English    Türkçe    فارسی   

3
915-924

  • خویشتن را اعجمی کرد و براند ** گفته‌های بس خشن بر جمع خواند 915
  • Ve güya kendini bilmez bir halde müneccimlerin üstüne yürüyüp onlara bir hayli ağır sözler söyledi.
  • خویشتن را ترش و غمگین ساخت او ** نردهای بازگونه باخت او
  • Kendini meyus ve mahzun göstererek sevincini gizliyor, onlara oyun oynuyordu.
  • گفتشان شاه مرا بفریفتید ** از خیانت وز طمع نشکیفتید
  • “Padişahımızı aldattınız, hıyanetten, tamahtan vazgeçmediniz.
  • سوی میدان شاه را انگیختید ** آب روی شاه ما را ریختید
  • Onu bu meydana kadar sürükleyip yüzünün suyunu döktünüz, şerefini hiçe saydınız.
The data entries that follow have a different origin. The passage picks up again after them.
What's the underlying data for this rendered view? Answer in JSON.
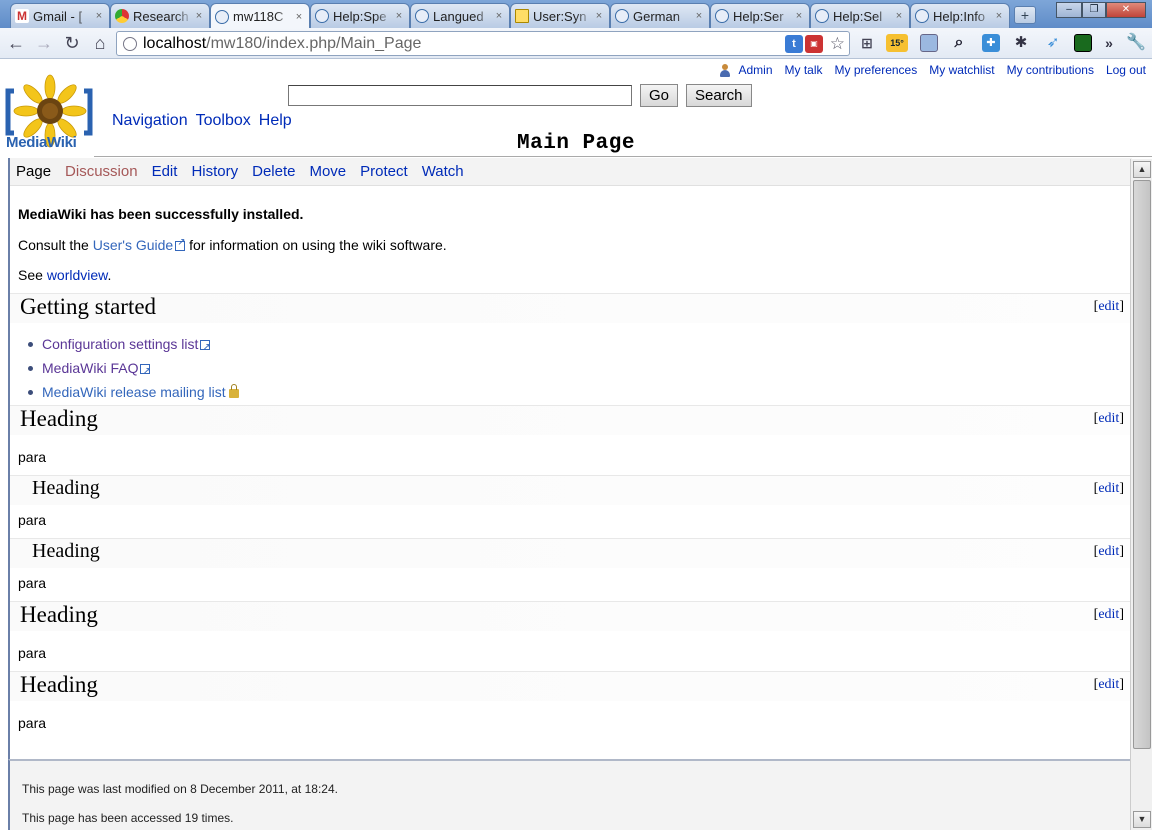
{
  "browser": {
    "tabs": [
      {
        "title": "Gmail - [",
        "icon": "gmail-icon"
      },
      {
        "title": "Research",
        "icon": "chrome-icon"
      },
      {
        "title": "mw118C",
        "icon": "globe-icon",
        "active": true
      },
      {
        "title": "Help:Spe",
        "icon": "globe-icon"
      },
      {
        "title": "Langued",
        "icon": "globe-icon"
      },
      {
        "title": "User:Syn",
        "icon": "user-page-icon"
      },
      {
        "title": "German",
        "icon": "globe-icon"
      },
      {
        "title": "Help:Ser",
        "icon": "globe-icon"
      },
      {
        "title": "Help:Sel",
        "icon": "globe-icon"
      },
      {
        "title": "Help:Info",
        "icon": "globe-icon"
      }
    ],
    "new_tab": "+",
    "close_glyph": "×",
    "window_controls": {
      "minimize": "–",
      "restore": "❐",
      "close": "✕"
    },
    "url_host": "localhost",
    "url_path": "/mw180/index.php/Main_Page",
    "weather_badge": "15°",
    "overflow": "»"
  },
  "wiki": {
    "personal_links": [
      "Admin",
      "My talk",
      "My preferences",
      "My watchlist",
      "My contributions",
      "Log out"
    ],
    "logo_text": "MediaWiki",
    "search": {
      "value": "",
      "go_label": "Go",
      "search_label": "Search"
    },
    "top_nav": [
      "Navigation",
      "Toolbox",
      "Help"
    ],
    "page_title": "Main Page",
    "actions": {
      "page": "Page",
      "discussion": "Discussion",
      "edit": "Edit",
      "history": "History",
      "delete": "Delete",
      "move": "Move",
      "protect": "Protect",
      "watch": "Watch"
    },
    "intro": {
      "installed": "MediaWiki has been successfully installed.",
      "consult_prefix": "Consult the ",
      "users_guide": "User's Guide",
      "consult_suffix": " for information on using the wiki software.",
      "see_prefix": "See ",
      "worldview": "worldview",
      "see_suffix": "."
    },
    "edit_label": "edit",
    "bracket_open": "[",
    "bracket_close": "]",
    "getting_started": {
      "heading": "Getting started",
      "links": [
        "Configuration settings list",
        "MediaWiki FAQ",
        "MediaWiki release mailing list"
      ]
    },
    "sections": [
      {
        "heading": "Heading",
        "para": "para"
      },
      {
        "heading": "Heading",
        "para": "para"
      },
      {
        "heading": "Heading",
        "para": "para"
      },
      {
        "heading": "Heading",
        "para": "para"
      },
      {
        "heading": "Heading",
        "para": "para"
      }
    ],
    "footer": {
      "last_modified": "This page was last modified on 8 December 2011, at 18:24.",
      "accessed": "This page has been accessed 19 times."
    }
  },
  "colors": {
    "link": "#002bb8",
    "external_link": "#3366bb",
    "new_link": "#a55858",
    "logo_blue": "#2a62b0"
  }
}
  • دست بر سینه زدیت اندر ضمان ** شاه را ما فارغ آریم از غمان
  • Ellerinizi, göğüslerinize koyup padişahı dertlerden kurtaracağız diye vaatlerde bulundunuz” dedi.
  • شاه هم بشنید و گفت ای خاینان ** من بر آویزم شما را بی امان 920
  • Padişah da bunu duyunca “Hainler, dedi, ben de sizi asayım da görün.
  • خویش را در مضحکه انداختم ** مالها با دشمنان در باختم
  • Kendimizi gülünç hallere soktuk, düşmanlara mallar ihsan edip ziyana girdik.
  • تا که امشب جمله اسرائیلیان ** دور ماندند از ملاقات زنان
  • Bu gece bütün İsrailoğulları, karılarından uzak kaldılar diye,
  • مال رفت و آب رو و کار خام ** این بود یاری و افعال کرام
  • Mal da gitti, şeref de. İşe gelince hiçbir şey olmadı. Bu mudur iyi adamların muaveneti, bu mudur iyi kişinin yapacakları iş?
  • سالها ادرار و خلعت می‌برید ** مملکتها را مسلم می‌خورید
  • Yıllardır paralar, libaslar alıyor, ülkelerin servetini rahatça yiyip duruyorsunuz.